В доказательство своих слов он стал размахивать «выкидухой» – кнопочным ножом явно зоновского производства.
– Осторожнее, а то сам себя можешь невзначай поранить, – застегивая штаны, посоветовал я, полностью разворачиваясь к незваным гостям. – Вы под кем ходите? Кого знаете? Кто смотрящий в этом районе?
– Хорош базарить, дядя! Сказали, бабки гони! – не унимался первый, который был явно главным из всей троицы.
– Слушай, Кабан, че мы с ними тут базарим? Давай тряханем их по-быстрому, и дело с концом!
– Подожди, Выдра! – остановил его тот, кого назвали Кабаном. – Тут дяди из себя блатных фраеров решили корчить. Смотрящего им назови… А вы кто такие будете?
– Мы честные бродяги. Вот решили к вам в город заглянуть, деньгами посорить, дружков повидать, – спокойно ответил я, хотя уже догадывался, что так просто разойтись не получится. Не те это были пацаны. Скорее всего, выставляли всех подряд, а то и вовсе сами были залетными гопстопниками.
– Короче, так! Нам по барабану, кто вы такие! Гоните бабки, и разговор окончен! – сказал Кабан и разрезал воздух перед моим лицом.
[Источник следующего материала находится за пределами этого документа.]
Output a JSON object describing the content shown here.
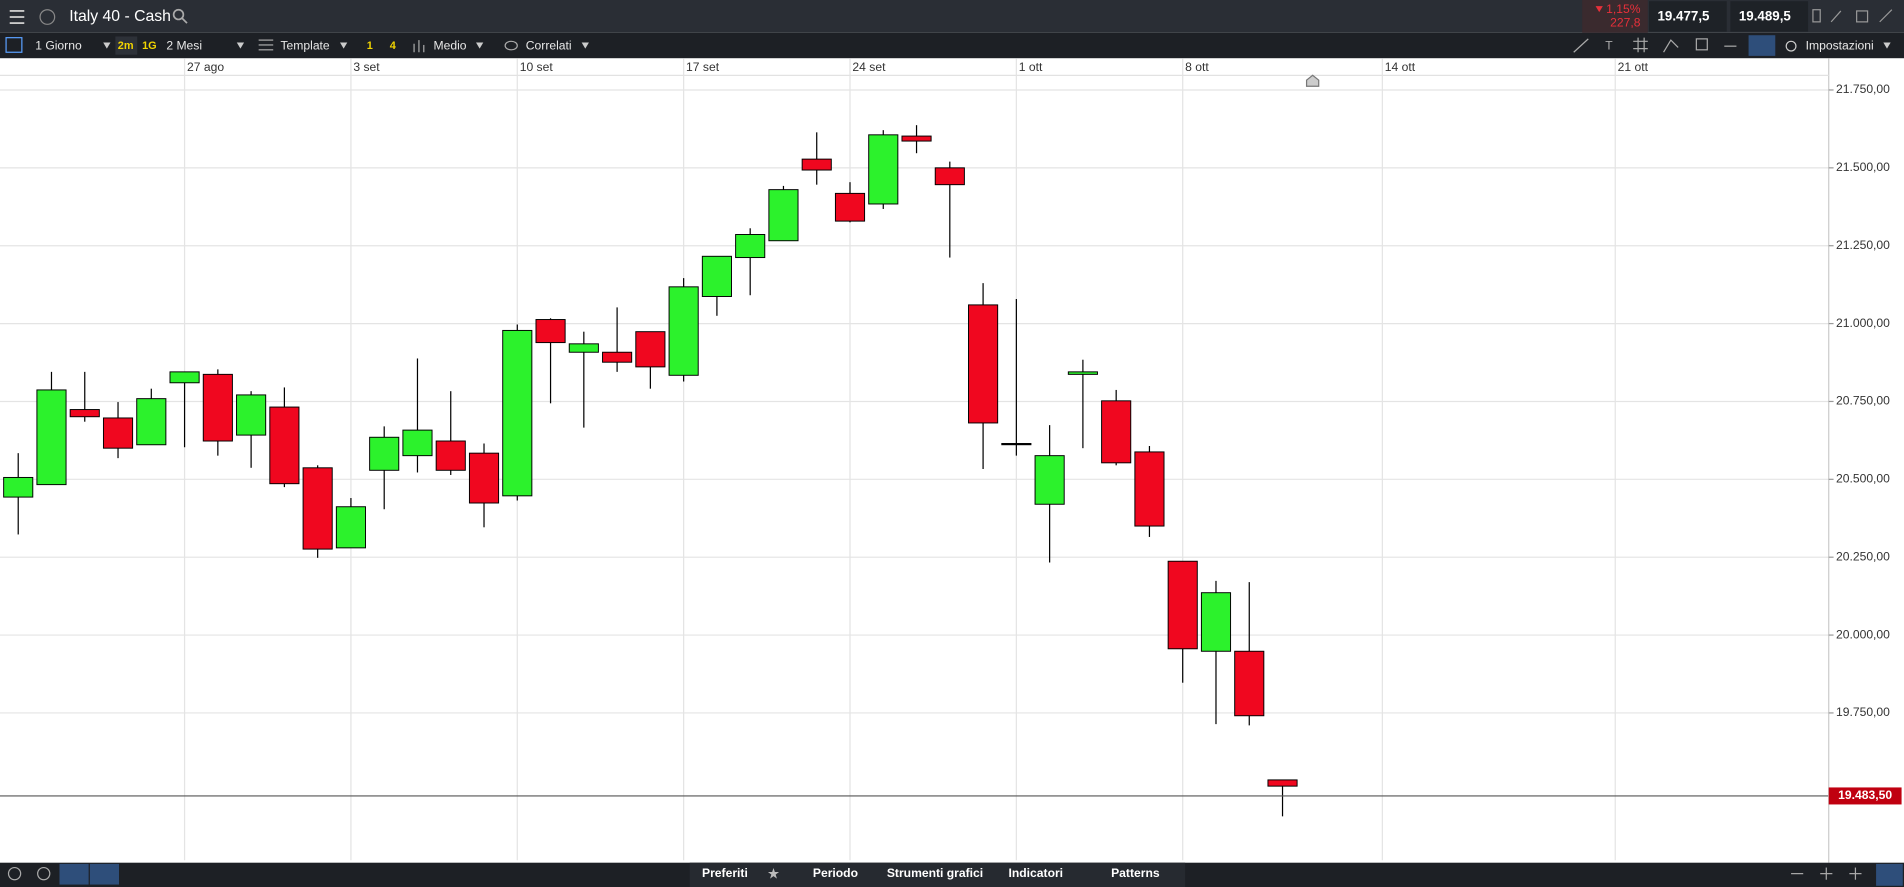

Я понял, что тянуть время только себе дороже и что мои слова их все равно не вразумят. Резким движением я выбросил ногу вперед и со всего маху угодил ему прямо в пах. Раздался оглушительный рев на всю округу. Двое других на секунду замешкались, но этого хватило, чтобы в бой вступил Шустрый. Не зря ему дали в свое время такое погоняло. Не раздумывая, он набросился на того, кого звали Выдра, и, сделав ему захват рукой за шею, потянул на себя, одновременно зажав руку с ножом. Мгновение, и они уже лежали на траве. Не теряя времени, я подскочил к пытавшемуся вырваться гопстопнику и одним точным ударом выключил молодца. Разумеется, я не владел какими-нибудь видами единоборств, но уж в драках поучаствовал немало, и поэтому кое-какие приемы самозащиты знал. К тому же на тюрьме разные люди попадались…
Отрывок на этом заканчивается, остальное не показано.